Distributed applications require support for a large number
of users, and high performance, throughput, and response time. Service
orientation has a low cost of service, thereby allowing the scalability and
performance to also be at low cost. Another important requirement is the
support for distribution and heterogeneity of data and applications.
Applications are composing data and business logic (for example, mashups) from
sources that can be local, federated, or cloud-based. Composite applications
require aggregated data to be shaped in a form that is most suitable for the
application. Data and logic sharing is also an important requirement in
composite applications.
In this paper, we describe Microsoft’s caching technology,
the project that is code named “Velocity.”
“Velocity”
“Velocity” is a distributed in-memory cache that provides
.NET applications with high-speed access, scale, and high availability to
application data.
.jpg)
Figure 1: “Velocity”
Key Features of “Velocity”
- >>Caches
any serializable CLR object and provides access through simple cache APIs.

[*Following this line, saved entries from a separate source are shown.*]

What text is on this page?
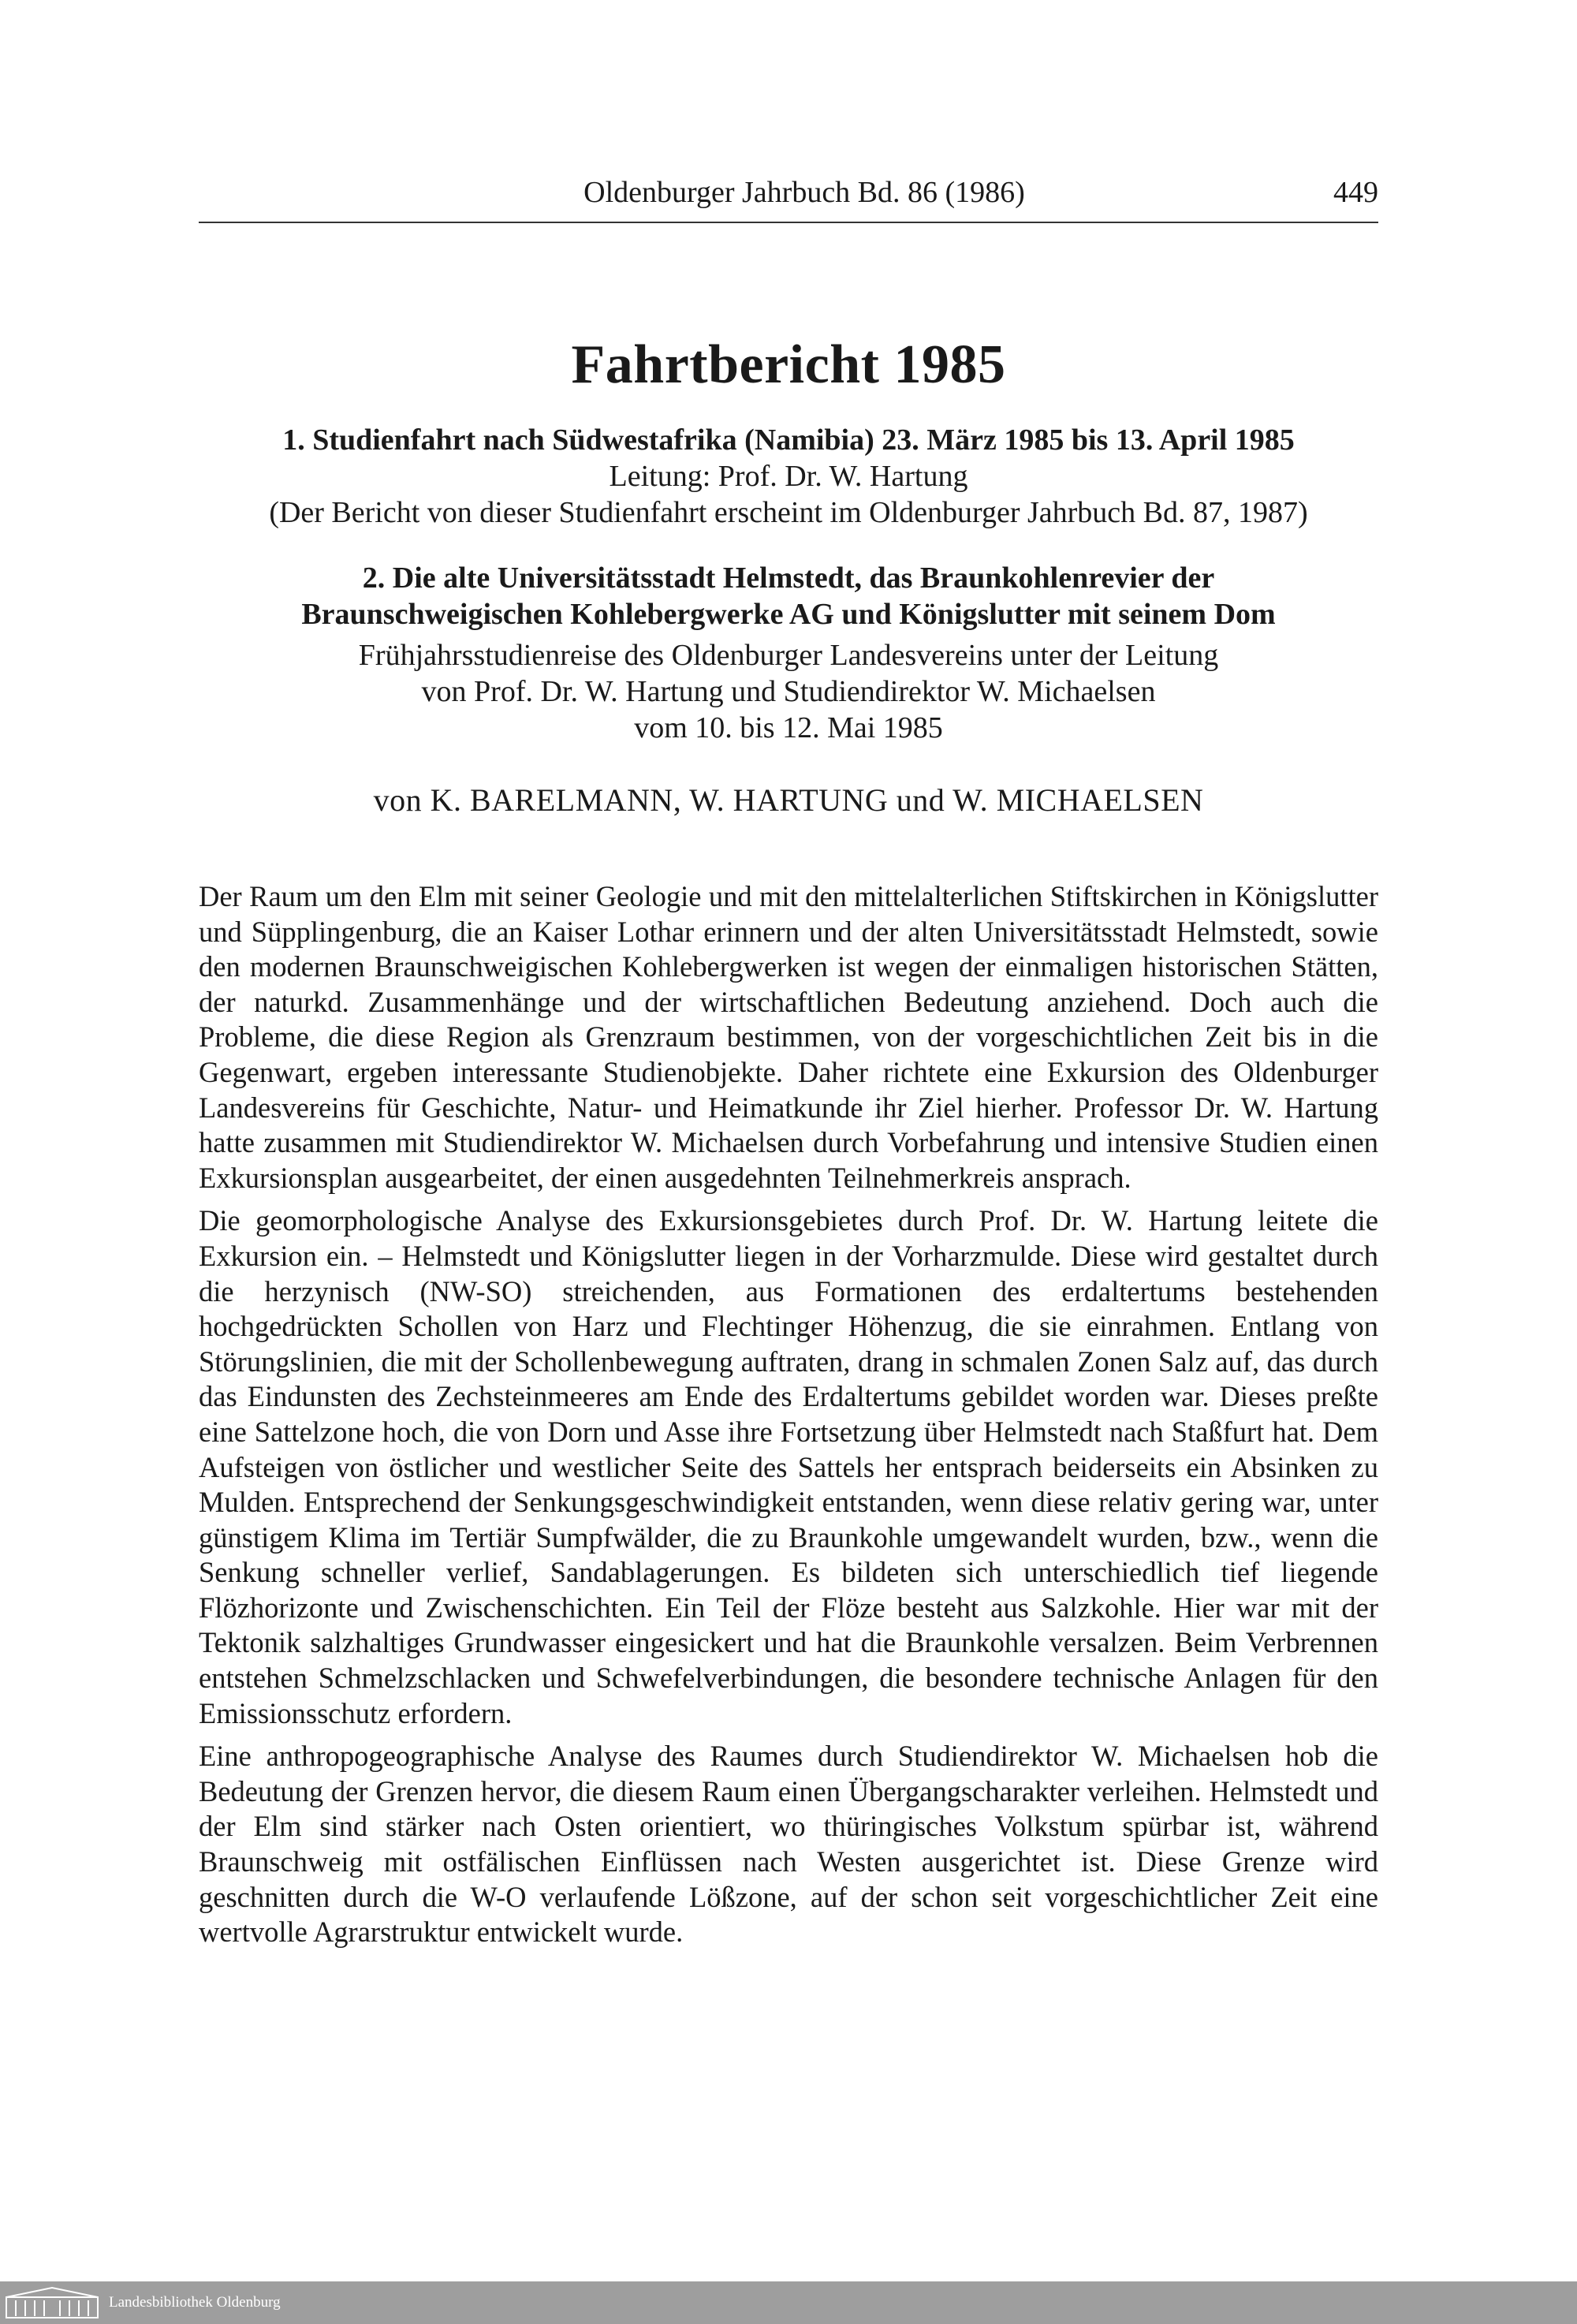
Oldenburger Jahrbuch Bd. 86 (1986)	449
Fahrtbericht 1985
1. Studienfahrt nach Südwestafrika (Namibia) 23. März 1985 bis 13. April 1985
Leitung: Prof. Dr. W. Hartung
(Der Bericht von dieser Studienfahrt erscheint im Oldenburger Jahrbuch Bd. 87, 1987)
2. Die alte Universitätsstadt Helmstedt, das Braunkohlenrevier der Braunschweigischen Kohlebergwerke AG und Königslutter mit seinem Dom
Frühjahrsstudienreise des Oldenburger Landesvereins unter der Leitung von Prof. Dr. W. Hartung und Studiendirektor W. Michaelsen
vom 10. bis 12. Mai 1985
von K. BARELMANN, W. HARTUNG und W. MICHAELSEN

Der Raum um den Elm mit seiner Geologie und mit den mittelalterlichen Stiftskirchen in Königslutter und Süpplingenburg, die an Kaiser Lothar erinnern und der alten Universitätsstadt Helmstedt, sowie den modernen Braunschweigischen Kohlebergwerken ist wegen der einmaligen historischen Stätten, der naturkd. Zusammenhänge und der wirtschaftlichen Bedeutung anziehend. Doch auch die Probleme, die diese Region als Grenzraum bestimmen, von der vorgeschichtlichen Zeit bis in die Gegenwart, ergeben interessante Studienobjekte. Daher richtete eine Exkursion des Oldenburger Landesvereins für Geschichte, Natur- und Heimatkunde ihr Ziel hierher. Professor Dr. W. Hartung hatte zusammen mit Studiendirektor W. Michaelsen durch Vorbefahrung und intensive Studien einen Exkursionsplan ausgearbeitet, der einen ausgedehnten Teilnehmerkreis ansprach.

Die geomorphologische Analyse des Exkursionsgebietes durch Prof. Dr. W. Hartung leitete die Exkursion ein. – Helmstedt und Königslutter liegen in der Vorharzmulde. Diese wird gestaltet durch die herzynisch (NW-SO) streichenden, aus Formationen des erdaltertums bestehenden hochgedrückten Schollen von Harz und Flechtinger Höhenzug, die sie einrahmen. Entlang von Störungslinien, die mit der Schollenbewegung auftraten, drang in schmalen Zonen Salz auf, das durch das Eindunsten des Zechsteinmeeres am Ende des Erdaltertums gebildet worden war. Dieses preßte eine Sattelzone hoch, die von Dorn und Asse ihre Fortsetzung über Helmstedt nach Staßfurt hat. Dem Aufsteigen von östlicher und westlicher Seite des Sattels her entsprach beiderseits ein Absinken zu Mulden. Entsprechend der Senkungsgeschwindigkeit entstanden, wenn diese relativ gering war, unter günstigem Klima im Tertiär Sumpfwälder, die zu Braunkohle umgewandelt wurden, bzw., wenn die Senkung schneller verlief, Sandablagerungen. Es bildeten sich unterschiedlich tief liegende Flözhorizonte und Zwischenschichten. Ein Teil der Flöze besteht aus Salzkohle. Hier war mit der Tektonik salzhaltiges Grundwasser eingesickert und hat die Braunkohle versalzen. Beim Verbrennen entstehen Schmelzschlacken und Schwefelverbindungen, die besondere technische Anlagen für den Emissionsschutz erfordern.

Eine anthropogeographische Analyse des Raumes durch Studiendirektor W. Michaelsen hob die Bedeutung der Grenzen hervor, die diesem Raum einen Übergangscharakter verleihen. Helmstedt und der Elm sind stärker nach Osten orientiert, wo thüringisches Volkstum spürbar ist, während Braunschweig mit ostfälischen Einflüssen nach Westen ausgerichtet ist. Diese Grenze wird geschnitten durch die W-O verlaufende Lößzone, auf der schon seit vorgeschichtlicher Zeit eine wertvolle Agrarstruktur entwickelt wurde.

Landesbibliothek Oldenburg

- Supports enterprise scale: tens to hundreds of computers.
- Configurable to run as a service accessed over the network
or run embedded with the application.
- Supports common cache configurations.
- Supports dynamic scaling by adding new nodes.
- Configurable number of backup copies to provide high
availability.
- Automatic load balancing.
- Integration with administration and monitoring tools such
as ETW, System Center, etc.
- Provides tight integration with ASP.NET to be able to cache
ASP.NET session data in the cache without having to write it to source
databases. It can also be used as a cache for application data to be able
to cache application data across the entire Web farm.
- Follows the cache-aside architecture (also known as
Explicit Caching) for V1. That is, you must decide explicitly which
objects to put/remove in your applications and “Velocity” does not
synchronize with any source database automatically.
- Support for multiple client languages (for example, PHP,
C#, C++, etc.).
Types of Data
>In this section, we show how
application data can be broadly classified into three categories, and define
their access patterns and what they mean for caching requirements.
Understanding the
different types of data and their semantics helps to understand the different
caching needs that come with usage of that data type.
Reference Data
>Reference data is a version of the
authoritative data. It is either a direct copy (version) of the original data
or aggregated and transformed from multiple data sources. Reference data is practically
immutable—changing the reference data (or the corresponding authoritative data)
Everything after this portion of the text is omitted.